Prior to the revolution, the Bolsheviks did not have much influence in Tashkent. They had no official representation and organization; people in Tashkent and other smaller towns were never even aware of the word "Bolshevik" until late April or May. Thus, they had to cooperate with the Mensheviks. The Soviet organizations were first organized in the Tashkent and Turkestan regions after the officials of the Imperial regime were deposed after the formation of the Regional Soviet during April 7-15. The regional Soviet that was formed by the first Regional Congress of Workers' and Soldiers Deputies assumed nominal dominance in Turkestan, while the Executive Committee of the Tashkent Soviet that was dominated by the Mensheviks and Socialist Revolutionaries assumed pre-eminence in Tashkent.
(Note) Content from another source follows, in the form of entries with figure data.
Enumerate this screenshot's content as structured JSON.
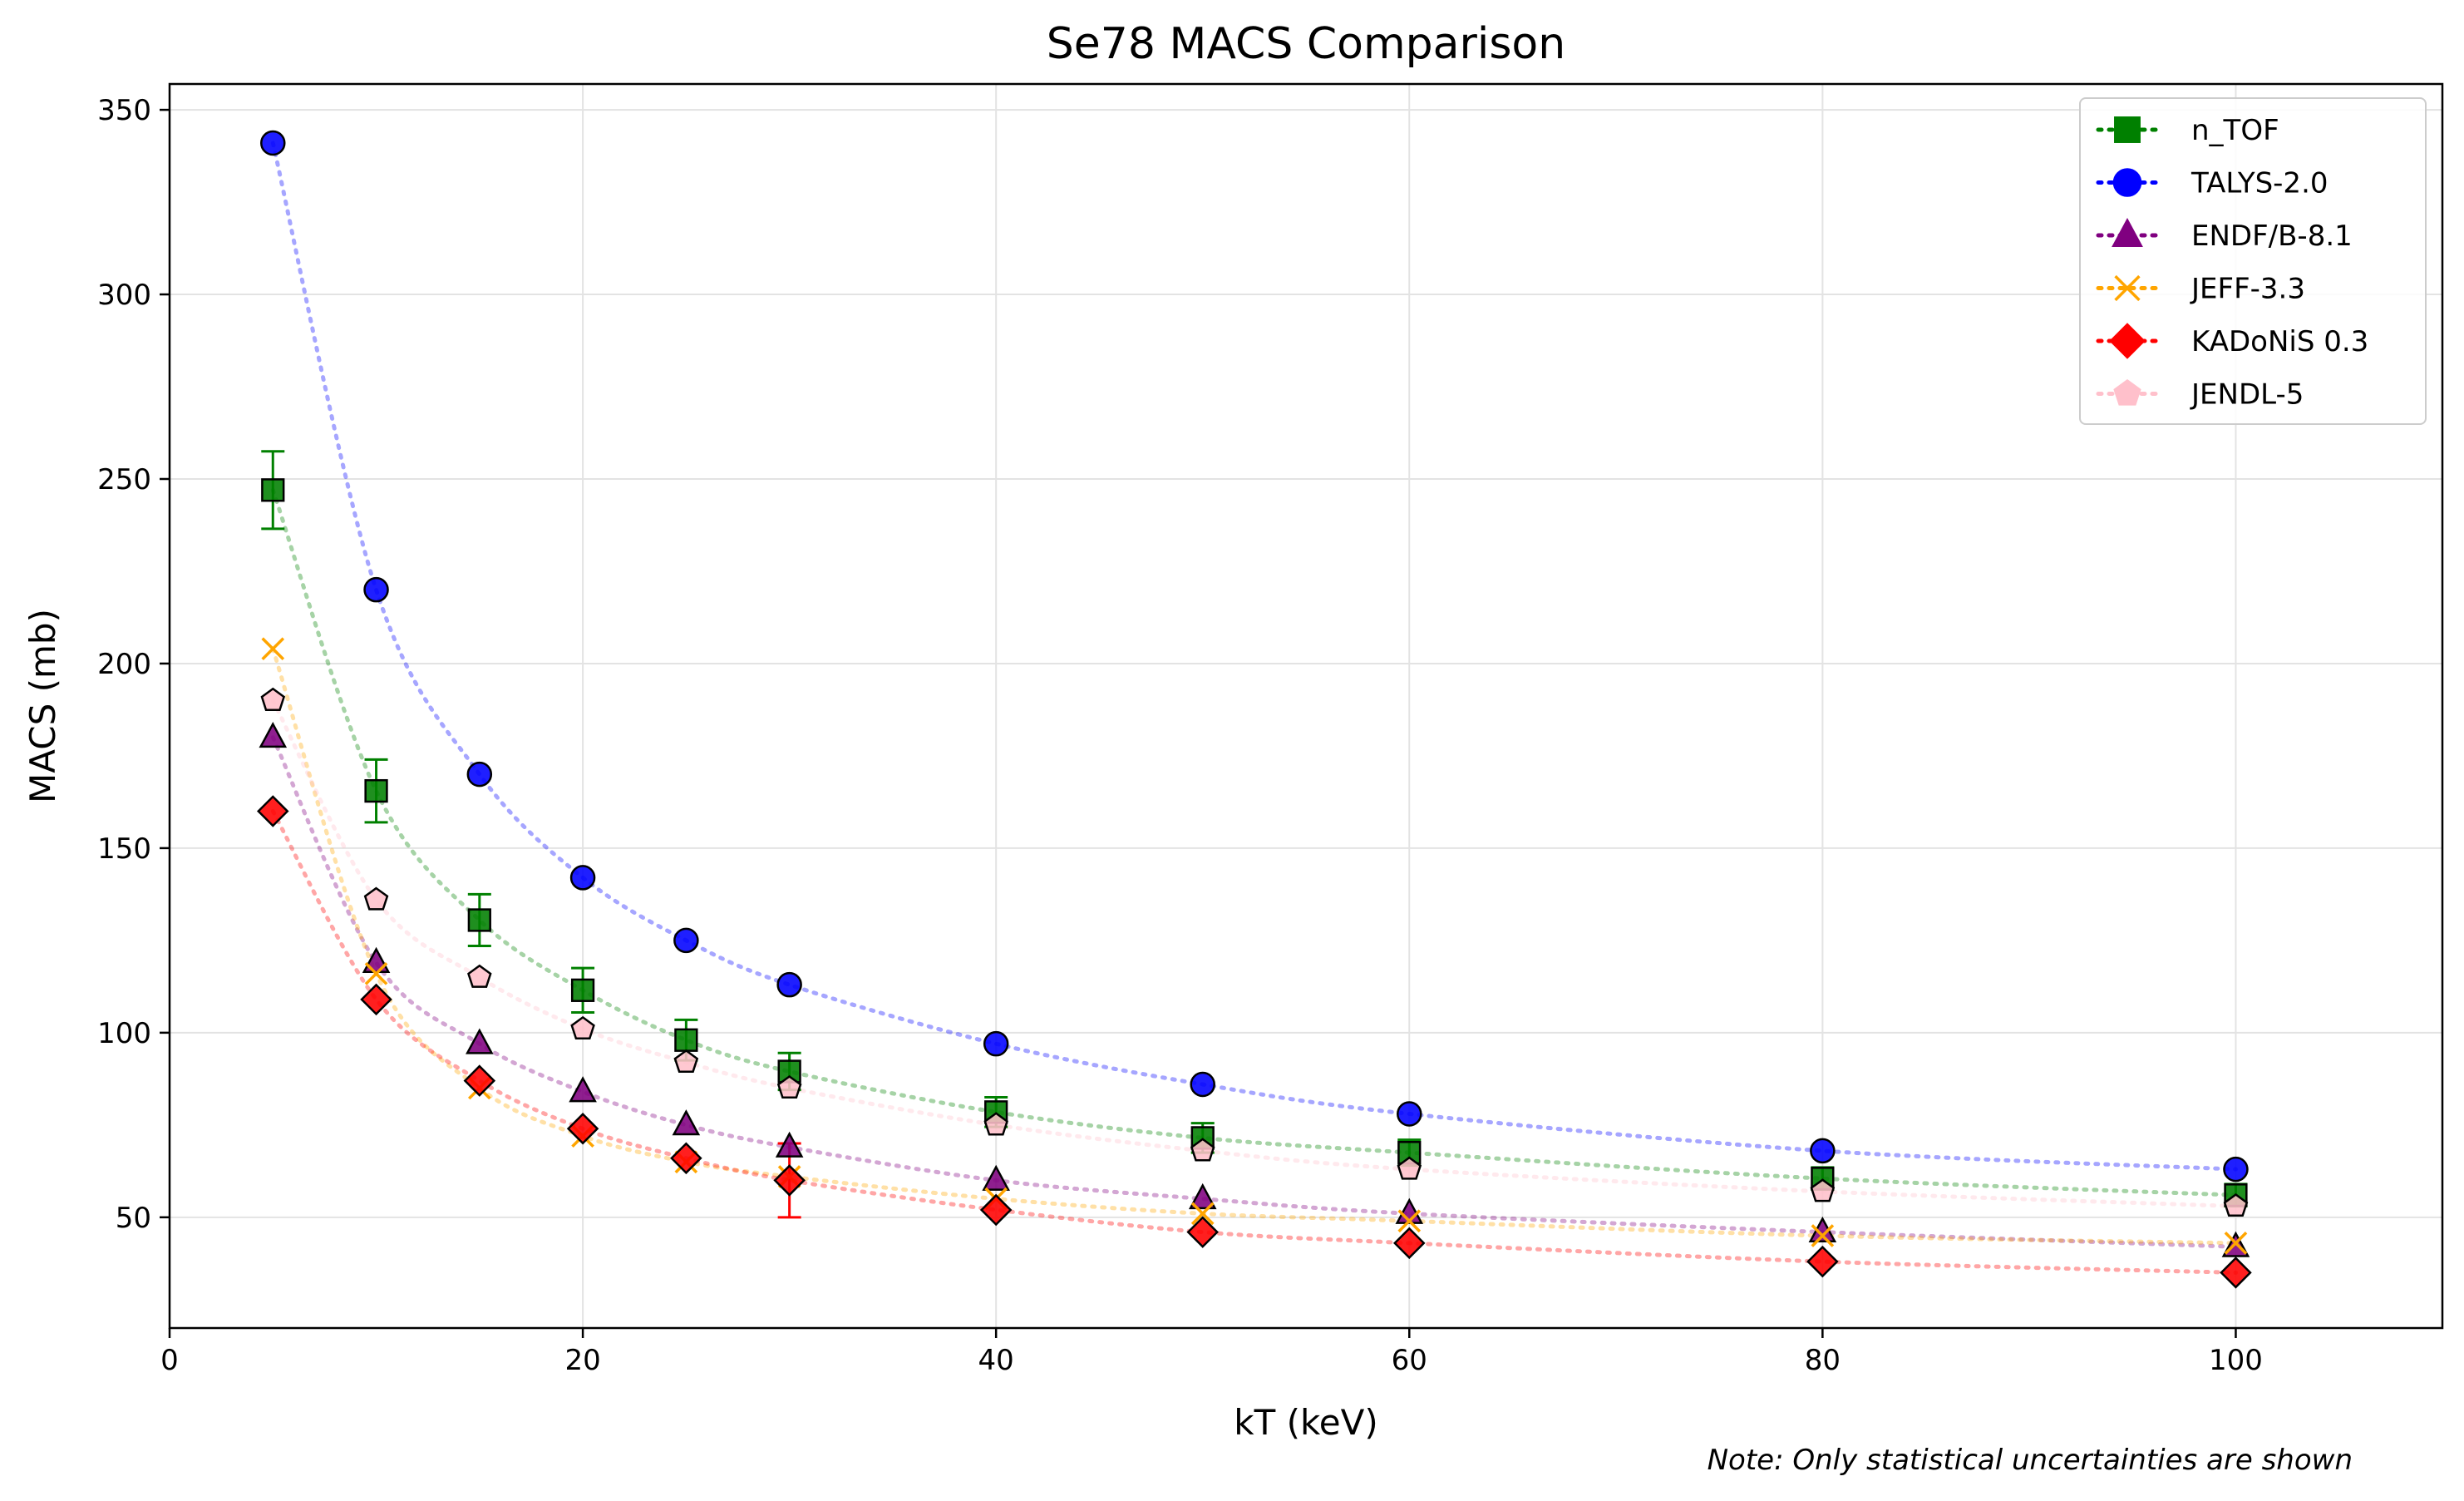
{
  "chart_data": {
    "type": "scatter",
    "title": "Se78 MACS Comparison",
    "xlabel": "kT (keV)",
    "ylabel": "MACS (mb)",
    "xlim": [
      0,
      110
    ],
    "ylim": [
      20,
      357
    ],
    "xticks": [
      0,
      20,
      40,
      60,
      80,
      100
    ],
    "yticks": [
      50,
      100,
      150,
      200,
      250,
      300,
      350
    ],
    "grid": true,
    "legend_position": "top-right",
    "note": "Note: Only statistical uncertainties are shown",
    "series": [
      {
        "name": "n_TOF",
        "marker": "square",
        "color": "#008000",
        "x": [
          5,
          10,
          15,
          20,
          25,
          30,
          40,
          50,
          60,
          80,
          100
        ],
        "y": [
          247,
          165.5,
          130.5,
          111.5,
          98,
          89.5,
          78.5,
          71.5,
          67.5,
          60.5,
          56
        ],
        "yerr": [
          10.5,
          8.5,
          7,
          6,
          5.5,
          5,
          4,
          4,
          3.5,
          3,
          3
        ]
      },
      {
        "name": "TALYS-2.0",
        "marker": "circle",
        "color": "#0000ff",
        "x": [
          5,
          10,
          15,
          20,
          25,
          30,
          40,
          50,
          60,
          80,
          100
        ],
        "y": [
          341,
          220,
          170,
          142,
          125,
          113,
          97,
          86,
          78,
          68,
          63
        ]
      },
      {
        "name": "ENDF/B-8.1",
        "marker": "triangle",
        "color": "#800080",
        "x": [
          5,
          10,
          15,
          20,
          25,
          30,
          40,
          50,
          60,
          80,
          100
        ],
        "y": [
          180,
          119,
          97,
          84,
          75,
          69,
          60,
          55,
          51,
          46,
          42
        ]
      },
      {
        "name": "JEFF-3.3",
        "marker": "x",
        "color": "#ffa500",
        "x": [
          5,
          10,
          15,
          20,
          25,
          30,
          40,
          50,
          60,
          80,
          100
        ],
        "y": [
          204,
          116,
          85,
          72,
          65,
          61,
          55,
          51,
          49,
          45,
          43
        ]
      },
      {
        "name": "KADoNiS 0.3",
        "marker": "diamond",
        "color": "#ff0000",
        "x": [
          5,
          10,
          15,
          20,
          25,
          30,
          40,
          50,
          60,
          80,
          100
        ],
        "y": [
          160,
          109,
          87,
          74,
          66,
          60,
          52,
          46,
          43,
          38,
          35
        ],
        "yerr": [
          0,
          0,
          0,
          0,
          0,
          10,
          0,
          0,
          0,
          0,
          0
        ]
      },
      {
        "name": "JENDL-5",
        "marker": "pentagon",
        "color": "#ffc0cb",
        "x": [
          5,
          10,
          15,
          20,
          25,
          30,
          40,
          50,
          60,
          80,
          100
        ],
        "y": [
          190,
          136,
          115,
          101,
          92,
          85,
          75,
          68,
          63,
          57,
          53
        ]
      }
    ]
  }
}
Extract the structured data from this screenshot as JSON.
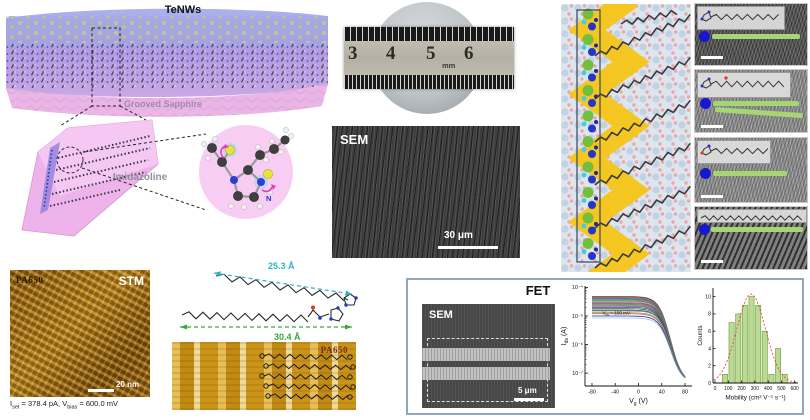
{
  "colors": {
    "green_bar": "#a6d674",
    "marker_blue": "#1717cf",
    "arrow_cyan": "#2ab5c7",
    "arrow_green": "#3aa83a",
    "fet_border": "#8ea8c3"
  },
  "panel_schematic": {
    "label_top": "TeNWs",
    "label_substrate": "Grooved Sapphire",
    "label_molecule": "Imidazoline",
    "atom_label": "N"
  },
  "panel_photo": {
    "ruler_ticks": [
      "3",
      "4",
      "5",
      "6"
    ],
    "ruler_unit": "mm"
  },
  "panel_sem": {
    "label": "SEM",
    "scale_bar": "30 μm"
  },
  "panel_stm": {
    "sample": "PA650",
    "technique": "STM",
    "scale_bar": "20 nm",
    "caption": {
      "i_sym": "I",
      "i_sub": "set",
      "i_rest": " = 378.4 pA, ",
      "v_sym": "V",
      "v_sub": "bias",
      "v_rest": " = 600.0 mV"
    }
  },
  "panel_molecule_lengths": {
    "short": "25.3 Å",
    "long": "30.4 Å"
  },
  "panel_stm_overlay": {
    "sample": "PA650"
  },
  "panel_fet": {
    "title": "FET",
    "sem_label": "SEM",
    "sem_scale_bar": "5 μm"
  },
  "chart_data": [
    {
      "id": "transfer",
      "type": "line",
      "xlabel": {
        "main": "V",
        "sub": "g",
        "rest": " (V)"
      },
      "ylabel": {
        "main": "I",
        "sub": "ds",
        "rest": " (A)"
      },
      "annotation": {
        "main": "V",
        "sub": "ds",
        "rest": " = 100 mV"
      },
      "x_ticks": [
        -80,
        -40,
        0,
        40,
        80
      ],
      "xlim": [
        -92,
        92
      ],
      "y_ticks": [
        {
          "exp": -4,
          "label": "10⁻⁴"
        },
        {
          "exp": -5,
          "label": "10⁻⁵"
        },
        {
          "exp": -6,
          "label": "10⁻⁶"
        },
        {
          "exp": -7,
          "label": "10⁻⁷"
        }
      ],
      "ylog_lim": [
        -7.45,
        -3.95
      ],
      "curve_model": {
        "v_th": 55,
        "slope": 10,
        "log_off": -7.35,
        "vg_range": [
          -80,
          80
        ]
      },
      "on_currents_A": [
        4.8e-05,
        4.5e-05,
        4.2e-05,
        4e-05,
        3.8e-05,
        3.5e-05,
        3.3e-05,
        3e-05,
        2.8e-05,
        2.6e-05,
        2.4e-05,
        2.2e-05,
        2e-05,
        1.8e-05,
        1.6e-05,
        1.5e-05,
        1.3e-05,
        1.2e-05,
        1e-05,
        8.5e-06
      ],
      "curve_colors": [
        "#444444",
        "#c0392b",
        "#27ae60",
        "#2980b9",
        "#8e44ad",
        "#d35400",
        "#16a085",
        "#7f8c8d",
        "#b03a5b",
        "#4a6fa5",
        "#6b8e23",
        "#aa3377",
        "#2255aa",
        "#117733",
        "#882255",
        "#44aa99",
        "#999933",
        "#cc6677",
        "#332288",
        "#88ccee"
      ]
    },
    {
      "id": "mobility_hist",
      "type": "bar",
      "xlabel": "Mobility (cm² V⁻¹ s⁻¹)",
      "ylabel": "Counts",
      "bin_centers": [
        75,
        125,
        175,
        225,
        275,
        325,
        375,
        425,
        475,
        525
      ],
      "counts": [
        1,
        7,
        8,
        9,
        10,
        9,
        6,
        1,
        4,
        1
      ],
      "bin_width": 50,
      "x_ticks": [
        0,
        100,
        200,
        300,
        400,
        500,
        600
      ],
      "y_ticks": [
        0,
        2,
        4,
        6,
        8,
        10
      ],
      "xlim": [
        -15,
        625
      ],
      "ylim": [
        0,
        11
      ],
      "bar_color": "#bcdb92",
      "bar_border": "#7aa34c",
      "fit": {
        "shape": "gaussian",
        "amplitude": 10.3,
        "mean": 272,
        "sigma": 108,
        "color": "#e8483c",
        "style": "dashed"
      }
    }
  ]
}
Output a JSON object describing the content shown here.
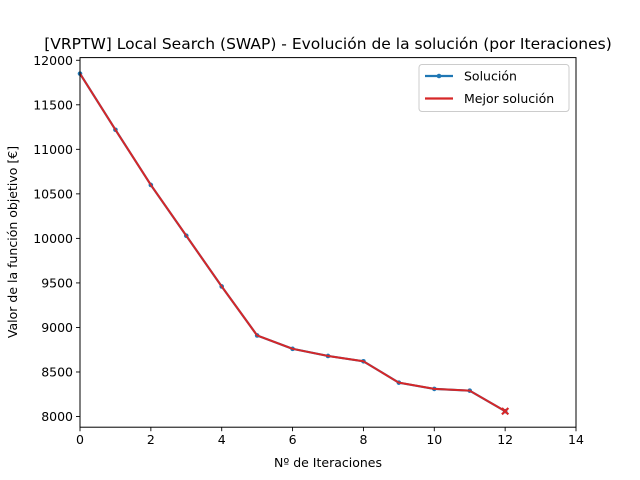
{
  "chart_data": {
    "type": "line",
    "title": "[VRPTW] Local Search (SWAP) - Evolución de la solución (por Iteraciones)",
    "xlabel": "Nº de Iteraciones",
    "ylabel": "Valor de la función objetivo [€]",
    "xlim": [
      0,
      14
    ],
    "ylim": [
      7880,
      12030
    ],
    "xticks": [
      "0",
      "2",
      "4",
      "6",
      "8",
      "10",
      "12",
      "14"
    ],
    "yticks": [
      "8000",
      "8500",
      "9000",
      "9500",
      "10000",
      "10500",
      "11000",
      "11500",
      "12000"
    ],
    "grid": false,
    "legend_position": "top-right",
    "x": [
      0,
      1,
      2,
      3,
      4,
      5,
      6,
      7,
      8,
      9,
      10,
      11,
      12
    ],
    "series": [
      {
        "name": "Solución",
        "color": "#1f77b4",
        "marker": "dot",
        "values": [
          11850,
          11220,
          10600,
          10030,
          9460,
          8910,
          8760,
          8680,
          8620,
          8380,
          8310,
          8290,
          8060
        ]
      },
      {
        "name": "Mejor solución",
        "color": "#d62728",
        "values": [
          11850,
          11220,
          10600,
          10030,
          9460,
          8910,
          8760,
          8680,
          8620,
          8380,
          8310,
          8290,
          8060
        ]
      }
    ],
    "final_marker": {
      "symbol": "x",
      "color": "#d62728",
      "x": 12,
      "y": 8060
    }
  }
}
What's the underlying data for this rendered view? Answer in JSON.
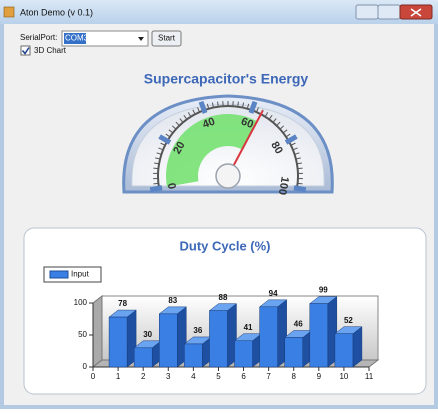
{
  "window": {
    "title": "Aton Demo (v 0.1)"
  },
  "controls": {
    "serial_label": "SerialPort:",
    "port": "COM3",
    "start_button": "Start",
    "checkbox_label": "3D Chart",
    "checkbox_checked": true
  },
  "gauge": {
    "title": "Supercapacitor's Energy",
    "value": 64,
    "lim": [
      0,
      100
    ],
    "ticks": [
      0,
      20,
      40,
      60,
      80,
      100
    ]
  },
  "duty_chart": {
    "type": "bar3d",
    "title": "Duty Cycle (%)",
    "x": [
      1,
      2,
      3,
      4,
      5,
      6,
      7,
      8,
      9,
      10
    ],
    "series": [
      {
        "name": "Input",
        "color": "#3a80e4",
        "values": [
          78,
          30,
          83,
          36,
          88,
          41,
          94,
          46,
          99,
          52
        ]
      }
    ],
    "xlim": [
      0,
      11
    ],
    "xticks": [
      0,
      1,
      2,
      3,
      4,
      5,
      6,
      7,
      8,
      9,
      10,
      11
    ],
    "ylim": [
      0,
      100
    ],
    "yticks": [
      0,
      50,
      100
    ]
  }
}
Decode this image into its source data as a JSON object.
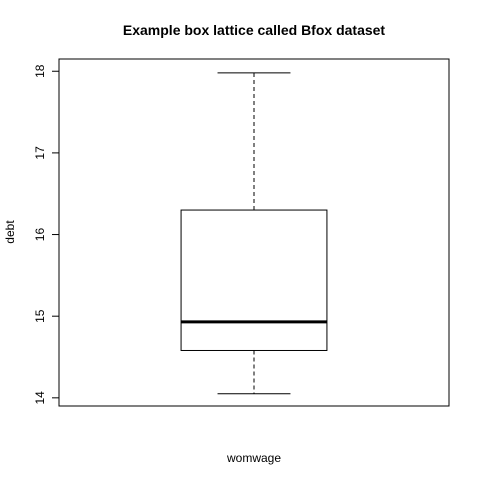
{
  "chart_data": {
    "type": "box",
    "title": "Example box lattice called Bfox dataset",
    "xlabel": "womwage",
    "ylabel": "debt",
    "ylim": [
      13.9,
      18.15
    ],
    "yticks": [
      14,
      15,
      16,
      17,
      18
    ],
    "grid": false,
    "boxes": [
      {
        "min": 14.05,
        "q1": 14.58,
        "median": 14.93,
        "q3": 16.3,
        "max": 17.98
      }
    ],
    "colors": {
      "stroke": "#000000",
      "background": "#ffffff"
    }
  }
}
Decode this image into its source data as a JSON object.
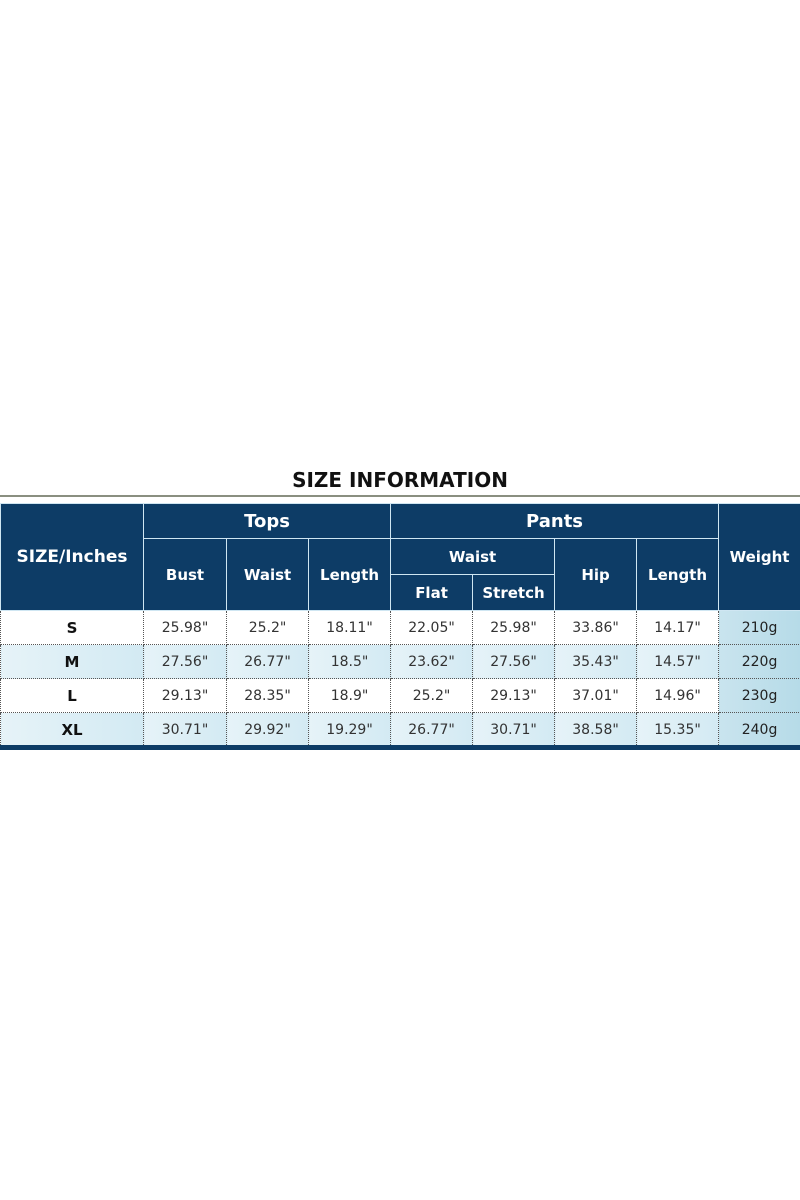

However, the Turkestan Committee that was appointed in Petrograd and consisted of several former members of the State Duma, the chairman, plus four Russian and four Muslim commissars, did not acknowledge the Soviets in the government even after the Provisional Government arrived in Tashkent to "restore order" in the region. The Turkestan Committee was trying to assert power over local authorities and troops to maintain order, however, every attempt was subsequently met with the Soviets questioning the legitimacy of the proceedings. The power and influence of Mensheviks were increasing, especially after the Provisional Government voted down the Bolshevik resolution demanding to end the war, in favour of the Mensheviks during the Second Regional Congress of the RSDLP that took place in Tashkent from 21 to 27 June 1917 (244). In this regard, no further political and social actions could be taken without the Tashkent and Regional Soviet's decision. After the "July Days" in Petrograd when pro-Bolshevik soldiers, sailors, and workers threatened to topple the government, many in Tashkent switched allegiance to the Bolsheviks, resulting in a decline of Menshevik's support, particularly when the Tashkent Social Democratic organization adopted a resolution for "All power to the Soviet" on July 21 (264). With the food shortages becoming critical in September and increasing distrust toward the Provisional Government, a crowd of thousands of people gathered together where a presidium, headed by the Bolshevik, was elected (256). After the fall of the Provisional Government, the power was finally passed to the Soviets.

The Tashkent Soviet fought the Transcaspian Government, who were assisted variously by the British Malleson Mission and the White Russians for control of the region between 1918 and 1919. The Tashkent Soviet succeeded after the British had withdrawn and Mikhail Frunze had arrived.